Stress Timed vs. Syllable Timed


Isochrony is the fancy word that describes the rhythmic division of time into equal portions by a language. When referring the rhythm, this is talking about one of the variables of prosody, others being intonation, stress and tempo of speech.


Now, although wikipedia has postulated 3 alternative ways in which a language can divide time, the focus will be on the distinction between syllable-timed and stress-timed languages and the rhythmic differences.

  1. The duration of every syllable is equal (syllable-timed);

  2. The duration of every mora is equal (mora-timed).

  3. The interval between two stressed syllables is equal (stress-timed);

English is a stress-timed language. This means that the interval between two stressed syllables is equal. It also means that the duration of every syllable is not necessarily equal.

Dogs chase cats

The dogs chase cats

The dogs chase the cats

The dogs will chase the cats

The dogs will be chasing the cats

If English was a syllable-timed language, then as we add more words to the sentence, it should theoretically get longer and longer. This does not happen. Instead, unstressed syllables/words are said quicker.

The dogs will be chasing the cats


In English, the time it takes to say something does not depend on the number of syllables.
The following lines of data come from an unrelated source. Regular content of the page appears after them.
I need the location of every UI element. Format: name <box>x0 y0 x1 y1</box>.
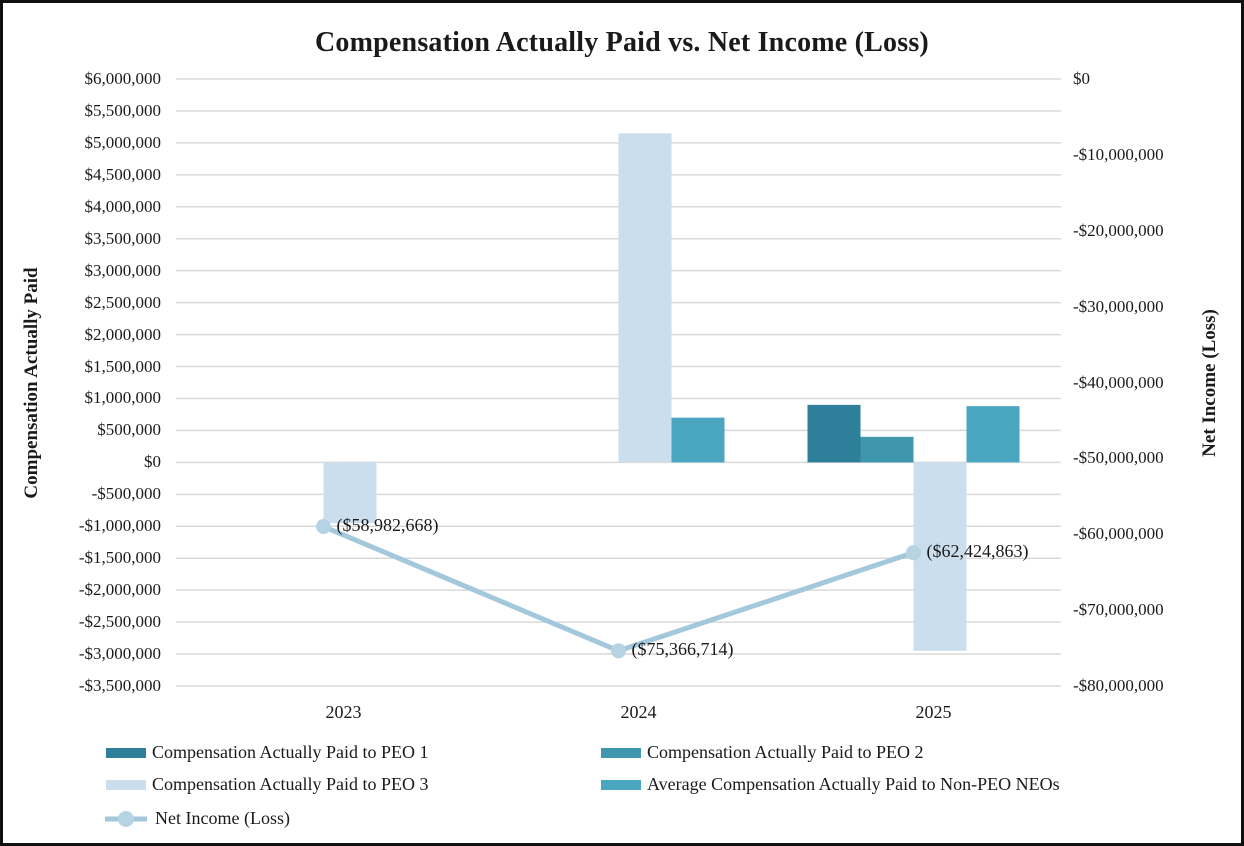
net-income-marker <box>611 643 626 659</box>
right-axis-tick: -$60,000,000 <box>1073 524 1164 544</box>
bar <box>913 462 967 651</box>
left-axis-tick: $1,000,000 <box>84 388 162 408</box>
left-axis-tick: -$1,000,000 <box>78 516 161 536</box>
right-axis-tick: -$30,000,000 <box>1073 296 1164 316</box>
line-data-label: ($58,982,668) <box>336 514 439 535</box>
left-axis-tick: $3,500,000 <box>84 228 162 248</box>
bar <box>671 417 725 463</box>
legend-swatch-peo3 <box>106 779 146 790</box>
legend-label: Average Compensation Actually Paid to No… <box>647 774 1060 794</box>
left-axis-tick: -$1,500,000 <box>78 548 161 568</box>
left-axis-tick: -$500,000 <box>91 484 161 504</box>
left-axis-tick: -$2,000,000 <box>78 580 161 600</box>
x-axis-label: 2024 <box>620 702 657 722</box>
legend-item-peo1: Compensation Actually Paid to PEO 1 <box>106 742 429 763</box>
right-axis-tick: -$80,000,000 <box>1073 676 1164 695</box>
x-axis-label: 2025 <box>915 702 952 722</box>
left-axis-tick: $500,000 <box>97 420 161 440</box>
bar <box>860 436 914 463</box>
legend-swatch-non-peo-neos <box>601 779 641 790</box>
net-income-marker <box>316 519 331 535</box>
left-axis-tick: $4,500,000 <box>84 164 162 184</box>
line-data-label: ($75,366,714) <box>631 638 734 659</box>
chart-title: Compensation Actually Paid vs. Net Incom… <box>315 27 929 58</box>
right-axis-tick: $0 <box>1073 69 1090 88</box>
legend-item-net-income: Net Income (Loss) <box>103 808 290 829</box>
left-axis-tick: $3,000,000 <box>84 260 162 280</box>
left-axis-tick: $4,000,000 <box>84 196 162 216</box>
legend-item-non-peo-neos: Average Compensation Actually Paid to No… <box>601 774 1060 795</box>
legend-label: Compensation Actually Paid to PEO 3 <box>152 774 429 794</box>
left-axis-tick: -$3,500,000 <box>78 676 161 695</box>
legend-label: Compensation Actually Paid to PEO 2 <box>647 742 924 762</box>
legend-label: Net Income (Loss) <box>155 808 290 828</box>
left-axis-tick: -$2,500,000 <box>78 612 161 632</box>
left-axis-tick: $5,500,000 <box>84 100 162 120</box>
left-axis-tick: -$3,000,000 <box>78 644 161 664</box>
right-axis-tick: -$40,000,000 <box>1073 372 1164 392</box>
right-axis-tick: -$70,000,000 <box>1073 600 1164 620</box>
bar <box>807 404 861 463</box>
bar <box>618 133 672 463</box>
legend-item-peo3: Compensation Actually Paid to PEO 3 <box>106 774 429 795</box>
left-axis-tick: $5,000,000 <box>84 132 162 152</box>
bar <box>966 406 1020 463</box>
line-data-label: ($62,424,863) <box>926 540 1029 561</box>
right-axis-tick: -$20,000,000 <box>1073 220 1164 240</box>
left-axis-tick: $1,500,000 <box>84 356 162 376</box>
plot-area <box>176 78 1061 687</box>
left-axis-tick: $0 <box>144 452 161 472</box>
left-axis-tick: $6,000,000 <box>84 69 162 88</box>
net-income-marker <box>906 545 921 561</box>
legend-swatch-peo1 <box>106 747 146 758</box>
legend-swatch-peo2 <box>601 747 641 758</box>
right-axis-tick: -$10,000,000 <box>1073 144 1164 164</box>
net-income-line <box>322 524 915 654</box>
legend-item-peo2: Compensation Actually Paid to PEO 2 <box>601 742 924 763</box>
bar <box>323 462 377 524</box>
left-axis-tick: $2,500,000 <box>84 292 162 312</box>
legend-label: Compensation Actually Paid to PEO 1 <box>152 742 429 762</box>
right-axis-tick: -$50,000,000 <box>1073 448 1164 468</box>
left-axis-tick: $2,000,000 <box>84 324 162 344</box>
legend-line-swatch <box>105 810 147 827</box>
x-axis-label: 2023 <box>325 702 362 722</box>
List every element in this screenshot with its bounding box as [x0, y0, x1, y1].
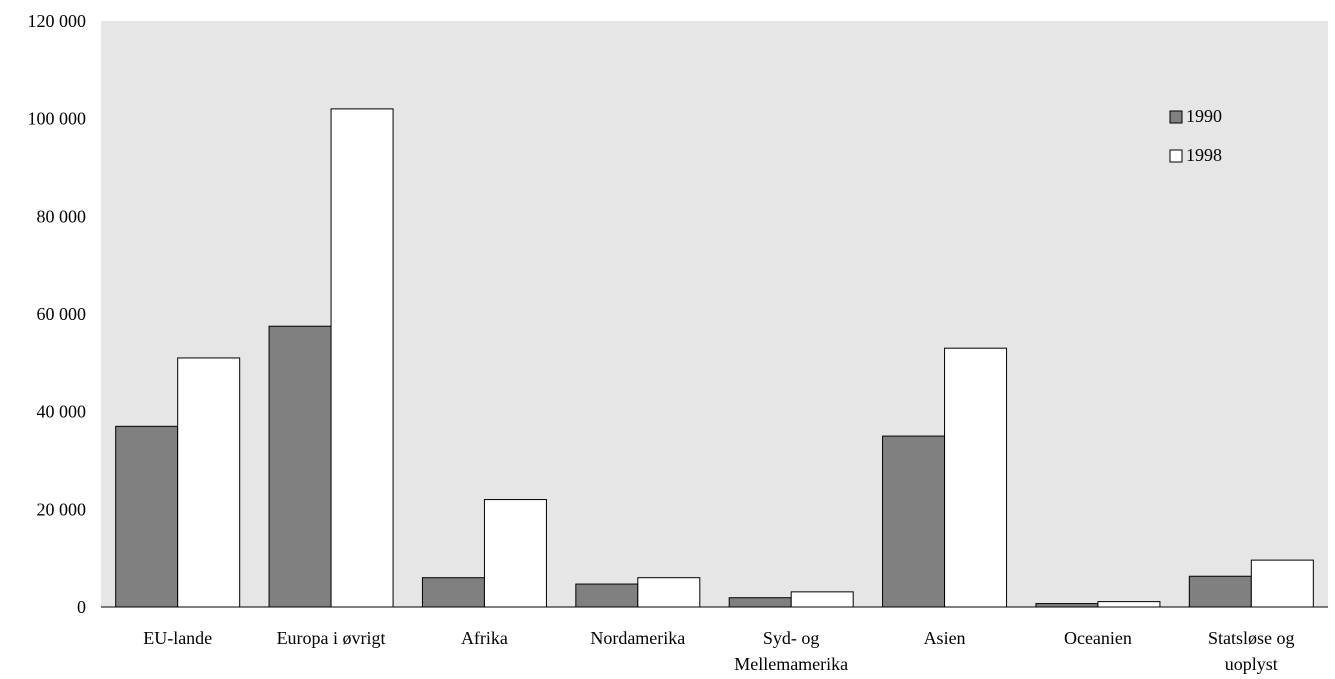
x-category-label-line: uoplyst [1225, 654, 1278, 674]
bar-1998-7 [1250, 559, 1314, 608]
x-category-label: Nordamerika [590, 628, 685, 648]
bar-1998-4 [790, 591, 854, 608]
x-category-label: Statsløse og uoplyst [1208, 628, 1295, 674]
y-tick-label: 80 000 [37, 206, 87, 226]
legend: 1990 1998 [1169, 106, 1222, 165]
bar-1990-7 [1188, 575, 1252, 608]
x-category-label: Syd- og Mellemamerika [734, 628, 848, 674]
y-axis-ticks: 0 20 000 40 000 60 000 80 000 100 000 120 000 [28, 11, 87, 617]
y-tick-label: 40 000 [37, 402, 87, 422]
x-category-label: Afrika [461, 628, 508, 648]
x-category-label-line: Statsløse og [1208, 628, 1295, 648]
y-tick-label: 120 000 [28, 11, 87, 31]
y-tick-label: 20 000 [37, 499, 87, 519]
x-category-label: EU-lande [143, 628, 212, 648]
x-category-label-line: Afrika [461, 628, 508, 648]
y-tick-label: 100 000 [28, 109, 87, 129]
legend-label: 1990 [1186, 106, 1222, 126]
x-category-label-line: Europa i øvrigt [277, 628, 386, 648]
x-category-label-line: Oceanien [1064, 628, 1132, 648]
x-category-label-line: Syd- og [763, 628, 820, 648]
bar-1990-5 [882, 435, 946, 608]
bar-1990-6 [1035, 603, 1099, 608]
y-tick-label: 0 [77, 597, 86, 617]
x-category-label-line: Asien [924, 628, 966, 648]
bar-1998-5 [944, 347, 1008, 608]
x-category-label: Oceanien [1064, 628, 1132, 648]
bar-1998-3 [637, 577, 701, 608]
legend-swatch-1990 [1169, 110, 1183, 124]
y-tick-label: 60 000 [37, 304, 87, 324]
legend-label: 1998 [1186, 145, 1222, 165]
x-category-label: Europa i øvrigt [277, 628, 386, 648]
x-category-label-line: Mellemamerika [734, 654, 848, 674]
x-category-label: Asien [924, 628, 966, 648]
bar-1990-2 [421, 577, 485, 608]
legend-swatch-1998 [1169, 149, 1183, 163]
bar-1998-2 [483, 499, 547, 608]
bar-1990-4 [728, 597, 792, 608]
bar-1990-1 [268, 325, 332, 608]
bars-group [115, 108, 1314, 608]
bar-1998-1 [330, 108, 394, 608]
x-axis-labels: EU-lande Europa i øvrigt Afrika Nordamerika… [143, 628, 1294, 674]
bar-1998-0 [177, 357, 241, 608]
bar-1998-6 [1097, 601, 1161, 608]
bar-1990-3 [575, 583, 639, 608]
x-category-label-line: Nordamerika [590, 628, 685, 648]
bar-1990-0 [115, 425, 179, 608]
x-category-label-line: EU-lande [143, 628, 212, 648]
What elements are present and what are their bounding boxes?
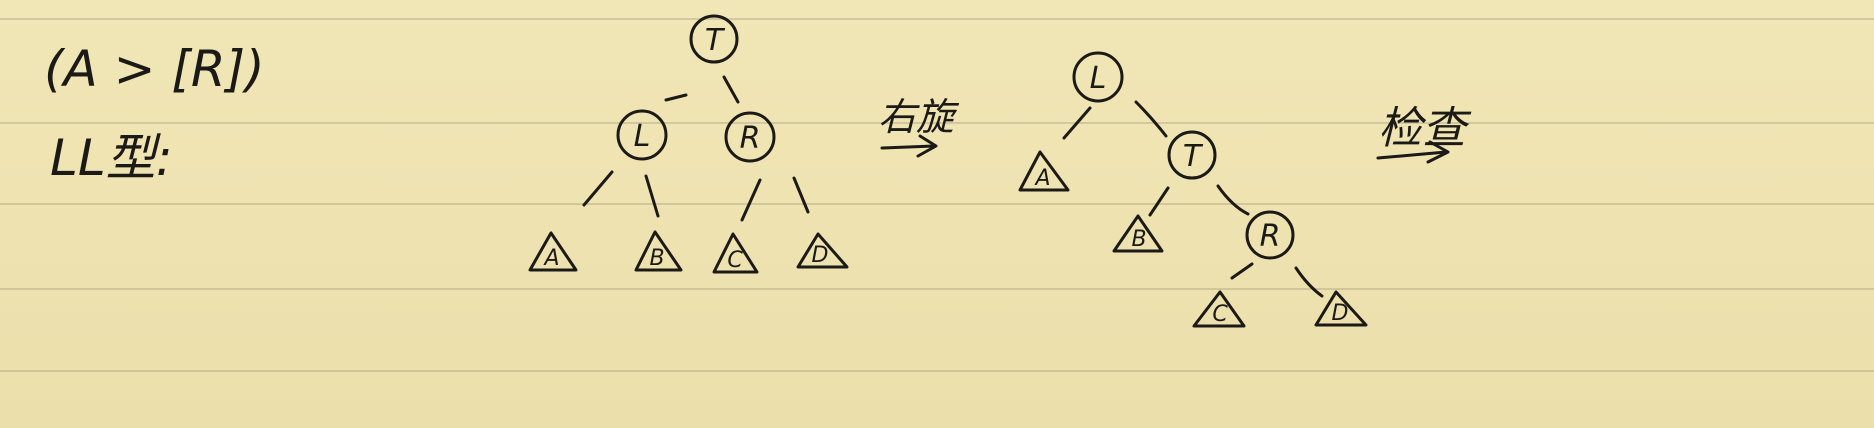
ruled-line — [0, 203, 1874, 205]
edge — [1216, 184, 1250, 216]
rotation-arrow — [880, 134, 938, 158]
svg-text:A: A — [1033, 166, 1050, 191]
subtree-triangle: D — [796, 232, 849, 269]
svg-text:C: C — [1212, 302, 1228, 327]
check-arrow — [1376, 140, 1450, 164]
svg-text:L: L — [634, 119, 651, 154]
tree-node: R — [1245, 210, 1295, 260]
svg-text:C: C — [727, 248, 743, 273]
tree-node: L — [1072, 51, 1124, 103]
edge — [582, 170, 614, 207]
subtree-triangle: A — [528, 231, 578, 272]
edge — [1062, 106, 1092, 140]
edge — [664, 93, 688, 102]
before-tree: T L R A B C D — [528, 14, 849, 274]
svg-text:R: R — [740, 121, 761, 156]
subtree-triangle: B — [1112, 214, 1164, 253]
subtree-triangle: B — [634, 230, 683, 272]
svg-text:A: A — [542, 246, 559, 271]
svg-text:B: B — [1131, 227, 1146, 252]
tree-node: L — [616, 109, 668, 161]
ruled-line — [0, 370, 1874, 372]
case-label: LL型: — [50, 129, 173, 187]
tree-node: R — [724, 111, 776, 163]
svg-text:T: T — [1183, 139, 1204, 174]
svg-text:D: D — [1332, 301, 1349, 326]
edge — [792, 176, 810, 214]
edge — [1148, 186, 1170, 217]
svg-text:R: R — [1260, 219, 1281, 254]
svg-text:D: D — [812, 243, 829, 268]
svg-text:L: L — [1090, 61, 1107, 96]
subtree-triangle: C — [1192, 290, 1246, 328]
after-tree: L T R A B C D — [1018, 51, 1368, 328]
edge — [1230, 262, 1254, 280]
svg-text:T: T — [705, 23, 726, 58]
ruled-line — [0, 18, 1874, 20]
operation-label: 右旋 — [878, 95, 955, 139]
subtree-triangle: C — [712, 232, 759, 274]
edge — [740, 178, 762, 222]
edge — [1134, 100, 1168, 138]
ruled-line — [0, 122, 1874, 124]
edge — [644, 174, 660, 218]
tree-node: T — [689, 14, 739, 64]
subtree-triangle: D — [1314, 290, 1368, 327]
edge — [722, 75, 740, 104]
subtree-triangle: A — [1018, 150, 1070, 192]
ruled-line — [0, 288, 1874, 290]
svg-text:B: B — [649, 246, 664, 271]
edge — [1294, 266, 1324, 298]
condition-text: (A > [R]) — [44, 40, 265, 98]
result-label: 检查 — [1378, 103, 1466, 154]
tree-node: T — [1167, 130, 1217, 180]
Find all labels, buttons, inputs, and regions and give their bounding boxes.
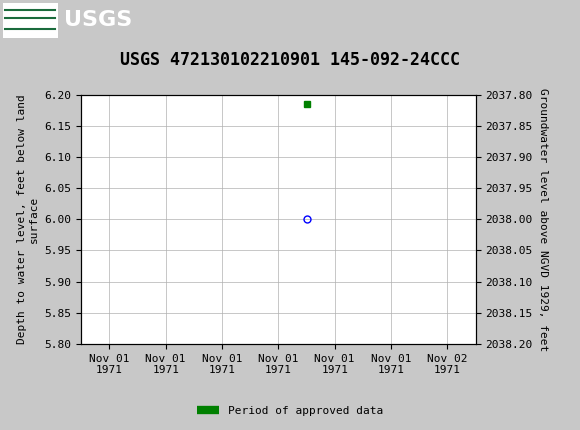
Text: USGS: USGS bbox=[64, 10, 132, 31]
Bar bbox=[3, 3, 58, 37]
Y-axis label: Groundwater level above NGVD 1929, feet: Groundwater level above NGVD 1929, feet bbox=[538, 88, 548, 351]
Legend: Period of approved data: Period of approved data bbox=[193, 401, 387, 420]
Y-axis label: Depth to water level, feet below land
surface: Depth to water level, feet below land su… bbox=[17, 95, 39, 344]
Text: USGS 472130102210901 145-092-24CCC: USGS 472130102210901 145-092-24CCC bbox=[120, 51, 460, 69]
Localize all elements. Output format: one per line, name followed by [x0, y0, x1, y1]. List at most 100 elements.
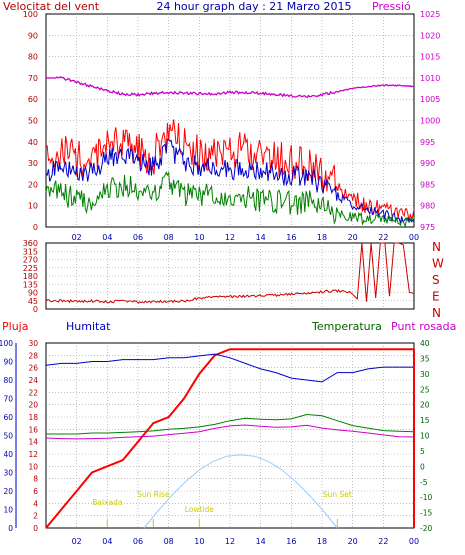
- time-tick-label: 00: [409, 233, 419, 242]
- temperature-tick-label: -20: [420, 524, 432, 533]
- dewpoint-label: Punt rosada: [391, 320, 456, 333]
- time-tick-label: 22: [378, 537, 388, 546]
- pressure-line: [45, 76, 415, 99]
- pressure-tick-label: 990: [420, 159, 435, 168]
- pressure-title: Pressió: [372, 0, 411, 13]
- wind-speed-axis: 0 10 20 30 40 50 60 70 80 90 100: [23, 10, 38, 232]
- pressure-tick-label: 1015: [420, 53, 440, 62]
- wind-tick-label: 80: [28, 53, 38, 62]
- temperature-tick-label: 20: [420, 401, 430, 410]
- humidity-tick-label: 40: [3, 450, 13, 459]
- temperature-tick-label: 10: [420, 432, 430, 441]
- compass-label: E: [432, 290, 440, 304]
- temperature-tick-label: -15: [420, 509, 432, 518]
- temperature-tick-label: 35: [420, 354, 430, 363]
- rain-tick-label: 4: [33, 499, 38, 508]
- rain-tick-label: 14: [28, 438, 38, 447]
- time-tick-label: 02: [72, 537, 82, 546]
- rain-tick-label: 22: [28, 388, 38, 397]
- compass-label: N: [432, 240, 441, 254]
- humidity-tick-label: 100: [0, 339, 13, 348]
- rain-tick-label: 20: [28, 401, 38, 410]
- direction-tick-label: 135: [23, 280, 38, 289]
- temperature-tick-label: 0: [420, 462, 425, 471]
- time-tick-label: 20: [348, 537, 358, 546]
- humidity-label: Humitat: [66, 320, 111, 333]
- time-tick-label: 10: [194, 537, 204, 546]
- rain-tick-label: 30: [28, 339, 38, 348]
- rain-tick-label: 0: [33, 524, 38, 533]
- wind-min-line: [45, 171, 415, 229]
- humidity-tick-label: 80: [3, 376, 13, 385]
- wind-avg-line: [45, 138, 415, 224]
- wind-tick-label: 30: [28, 159, 38, 168]
- time-tick-label: 04: [102, 233, 112, 242]
- humidity-tick-label: 20: [3, 487, 13, 496]
- pressure-tick-label: 995: [420, 138, 435, 147]
- pressure-tick-label: 985: [420, 180, 435, 189]
- pressure-tick-label: 980: [420, 202, 435, 211]
- time-tick-label: 04: [102, 537, 112, 546]
- wind-grid: [46, 14, 414, 227]
- temperature-tick-label: 30: [420, 370, 430, 379]
- time-tick-label: 22: [378, 233, 388, 242]
- rain-tick-label: 26: [28, 364, 38, 373]
- pressure-tick-label: 1005: [420, 95, 440, 104]
- dewpoint-line: [45, 424, 415, 440]
- time-tick-label: 16: [286, 233, 296, 242]
- temperature-tick-label: 5: [420, 447, 425, 456]
- direction-series: [45, 242, 415, 304]
- wind-tick-label: 60: [28, 95, 38, 104]
- temperature-tick-label: 40: [420, 339, 430, 348]
- temperature-tick-label: -10: [420, 493, 432, 502]
- time-tick-label: 20: [348, 233, 358, 242]
- pressure-tick-label: 1010: [420, 74, 440, 83]
- solar-curve: [143, 454, 338, 529]
- wind-direction-line: [45, 242, 415, 304]
- wind-gust-line: [45, 119, 415, 222]
- direction-tick-label: 225: [23, 264, 38, 273]
- rain-tick-label: 16: [28, 425, 38, 434]
- rain-label: Pluja: [2, 320, 28, 333]
- direction-tick-label: 270: [23, 256, 38, 265]
- time-tick-label: 00: [409, 537, 419, 546]
- time-tick-label: 12: [225, 233, 235, 242]
- pressure-axis: 975 980 985 990 995 1000 1005 1010 1015 1020 1025: [420, 10, 440, 232]
- time-tick-label: 14: [256, 537, 266, 546]
- wind-tick-label: 50: [28, 117, 38, 126]
- wind-tick-label: 90: [28, 31, 38, 40]
- compass-label: W: [432, 257, 444, 271]
- rain-tick-label: 6: [33, 487, 38, 496]
- graph-date-title: 24 hour graph day : 21 Marzo 2015: [156, 0, 351, 13]
- wind-tick-label: 10: [28, 202, 38, 211]
- temperature-tick-label: -5: [420, 478, 428, 487]
- temperature-tick-label: 15: [420, 416, 430, 425]
- wind-tick-label: 100: [23, 10, 38, 19]
- temperature-line: [46, 413, 415, 435]
- compass-label: N: [432, 306, 441, 320]
- astro-annotation: Sun Rise: [137, 490, 170, 499]
- rain-tick-label: 18: [28, 413, 38, 422]
- wind-tick-label: 40: [28, 138, 38, 147]
- time-tick-label: 16: [286, 537, 296, 546]
- direction-tick-label: 45: [28, 297, 38, 306]
- time-tick-label: 06: [133, 233, 143, 242]
- time-tick-label: 18: [317, 233, 327, 242]
- astro-annotation: Sun Set: [323, 490, 352, 499]
- humidity-axis: 0 10 20 30 40 50 60 70 80 90 100: [0, 339, 13, 533]
- astro-annotation: Baixada: [92, 498, 122, 507]
- time-tick-label: 10: [194, 233, 204, 242]
- climate-time-axis: 02 04 06 08 10 12 14 16 18 20 22 00: [72, 537, 420, 546]
- climate-series: [45, 348, 415, 529]
- time-tick-label: 14: [256, 233, 266, 242]
- wind-speed-title: Velocitat del vent: [3, 0, 100, 13]
- time-tick-label: 18: [317, 537, 327, 546]
- wind-tick-label: 20: [28, 180, 38, 189]
- direction-tick-label: 360: [23, 239, 38, 248]
- rain-tick-label: 24: [28, 376, 38, 385]
- direction-tick-label: 0: [33, 305, 38, 314]
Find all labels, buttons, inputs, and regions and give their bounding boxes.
If you are transitioning to English from a syllable-timed language, the rhythm of your English speech may sound foreign or overly cautious because you will tend to give equal stress to each syllable.

A quick internet search will help you figure out whether your native language is a syllable-timed or syllable-stressed language but I've included a few examples.

Syllable-stressed:

English, Thai, German, Russian, Danish, Swedish, Norwegian, Dutch

Syllable-timed:

French, Italian, Spanish, Icelandic, Cantonese Chinese, Mandarin

If you try to apply the same rhythm to English as you would a syllable-timed language, then it may come across as boring, mundane, unexpressive and robotic.

Typically, stressed syllables and words will include content words. These will include: main verbs, nouns, adjectives, adverbs and negative auxiliaries.

Words that are more typically left unstressed include structure words. These will include: pronouns, prepositions, articles, conjunctions and auxiliary verbs.

In order to work on this, read a newspaper out loud. Think about which words should be stressed and which words shouldn't. Practice saying words quicker or slower depending on whether they are content or structure words.